Said Ian, “I think TV series such as ‘Who do you think you are?’, which had even 
Jeremy Paxman reduced to tears, and the growth of Ulster Scots has contributed to this interest.”

The book looks at the history of the Scottish people and their everyday life, starting around the 1600s, and provides guidance on records and how to use them to trace family history.

Ian’s interest in history dates back to his student days when he did a PhD in Irish History.

He also worked for the Public Records Office in Belfast for a number of years, where he became fascinated by the everyday life of ordinary people in days gone by.

He said, “It used to be Americans, Canadians and Australians who came in looking to trace their family history but as time went on, more and more people from Northern Ireland were researching their family trees.”

Ian, a civil servant, who writes in his spare time, 
is passionate about genealogy, which he says “brings history to life in such a wonderful way”.

Just two years ago he went to Normandy with his wife Valerie and sons Scott and Callum, then aged 12 and eight, and visited the grave of his grandmother’s uncle, Geordie Ryan, originally from Laurelvale, who died in the First World War.

He said, “Initially, the boys were not interested in going but when we got there they were really moved and now 
they take an interest in anything to do with the war.”

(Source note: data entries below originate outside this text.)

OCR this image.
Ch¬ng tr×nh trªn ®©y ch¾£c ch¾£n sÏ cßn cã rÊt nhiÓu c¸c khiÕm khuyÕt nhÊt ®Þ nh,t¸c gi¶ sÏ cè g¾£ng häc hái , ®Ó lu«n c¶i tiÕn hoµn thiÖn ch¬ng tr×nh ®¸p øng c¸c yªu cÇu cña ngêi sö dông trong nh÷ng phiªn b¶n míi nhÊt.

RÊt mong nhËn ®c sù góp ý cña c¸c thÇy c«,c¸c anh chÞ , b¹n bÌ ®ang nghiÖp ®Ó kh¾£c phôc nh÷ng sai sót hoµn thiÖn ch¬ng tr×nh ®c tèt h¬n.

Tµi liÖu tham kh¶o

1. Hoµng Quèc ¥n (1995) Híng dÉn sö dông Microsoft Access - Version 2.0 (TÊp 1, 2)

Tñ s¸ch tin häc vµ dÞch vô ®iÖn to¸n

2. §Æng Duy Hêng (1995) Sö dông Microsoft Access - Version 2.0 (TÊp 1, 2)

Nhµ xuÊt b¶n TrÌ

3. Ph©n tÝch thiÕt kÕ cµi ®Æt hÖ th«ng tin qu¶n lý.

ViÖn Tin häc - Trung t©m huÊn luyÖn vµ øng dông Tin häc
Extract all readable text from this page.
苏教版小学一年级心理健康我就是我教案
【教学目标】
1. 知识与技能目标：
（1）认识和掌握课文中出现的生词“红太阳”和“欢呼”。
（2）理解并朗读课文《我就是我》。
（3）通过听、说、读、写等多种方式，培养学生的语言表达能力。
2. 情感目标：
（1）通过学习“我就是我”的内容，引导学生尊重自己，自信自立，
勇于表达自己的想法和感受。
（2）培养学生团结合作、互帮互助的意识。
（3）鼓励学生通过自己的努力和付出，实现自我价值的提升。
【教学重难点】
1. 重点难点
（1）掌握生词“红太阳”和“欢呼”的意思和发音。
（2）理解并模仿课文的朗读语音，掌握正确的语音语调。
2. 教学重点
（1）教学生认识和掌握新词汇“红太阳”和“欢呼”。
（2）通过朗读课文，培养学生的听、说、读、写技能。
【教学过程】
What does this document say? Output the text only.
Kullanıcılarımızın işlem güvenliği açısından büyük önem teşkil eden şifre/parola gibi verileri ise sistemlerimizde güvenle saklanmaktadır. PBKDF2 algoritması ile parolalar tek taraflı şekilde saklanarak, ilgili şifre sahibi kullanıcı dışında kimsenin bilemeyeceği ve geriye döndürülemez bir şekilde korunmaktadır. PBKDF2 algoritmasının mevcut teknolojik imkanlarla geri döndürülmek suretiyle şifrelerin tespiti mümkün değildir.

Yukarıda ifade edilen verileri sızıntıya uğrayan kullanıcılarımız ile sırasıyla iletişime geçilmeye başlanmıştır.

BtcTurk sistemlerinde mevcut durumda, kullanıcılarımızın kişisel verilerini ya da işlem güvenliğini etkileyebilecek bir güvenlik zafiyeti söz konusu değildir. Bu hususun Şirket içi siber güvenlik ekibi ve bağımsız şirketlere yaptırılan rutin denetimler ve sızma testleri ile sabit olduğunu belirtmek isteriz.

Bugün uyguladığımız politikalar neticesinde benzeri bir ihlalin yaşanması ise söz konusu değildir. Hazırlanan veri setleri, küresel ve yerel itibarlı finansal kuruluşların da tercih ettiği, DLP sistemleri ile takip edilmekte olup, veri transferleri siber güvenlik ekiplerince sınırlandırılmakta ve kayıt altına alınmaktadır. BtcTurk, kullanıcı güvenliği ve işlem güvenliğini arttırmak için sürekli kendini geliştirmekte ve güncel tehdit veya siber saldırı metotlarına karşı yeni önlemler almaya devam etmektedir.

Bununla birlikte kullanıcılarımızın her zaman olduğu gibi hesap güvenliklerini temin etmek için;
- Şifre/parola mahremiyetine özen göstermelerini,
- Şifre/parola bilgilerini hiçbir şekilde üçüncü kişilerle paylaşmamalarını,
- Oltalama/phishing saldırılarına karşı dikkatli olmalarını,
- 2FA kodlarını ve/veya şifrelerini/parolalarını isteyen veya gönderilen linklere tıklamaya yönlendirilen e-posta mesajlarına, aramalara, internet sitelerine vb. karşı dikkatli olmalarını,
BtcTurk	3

Ian also writes for family history magazines and gives talks. And it was during some research for an article on the Northern Irish Fusiliers that he discovered his great-grandfather Harry had been wounded in the Boer War, and 
not the First World War as he had always believed.

He has written two other books for the same publisher (Pen and Sword Books) - ‘Tracing Your Northern Irish Ancestors’ and ‘Tracing Your 
Irish Ancestors’, as well as a history book, ‘Everyday Life in 19th Century Ireland’.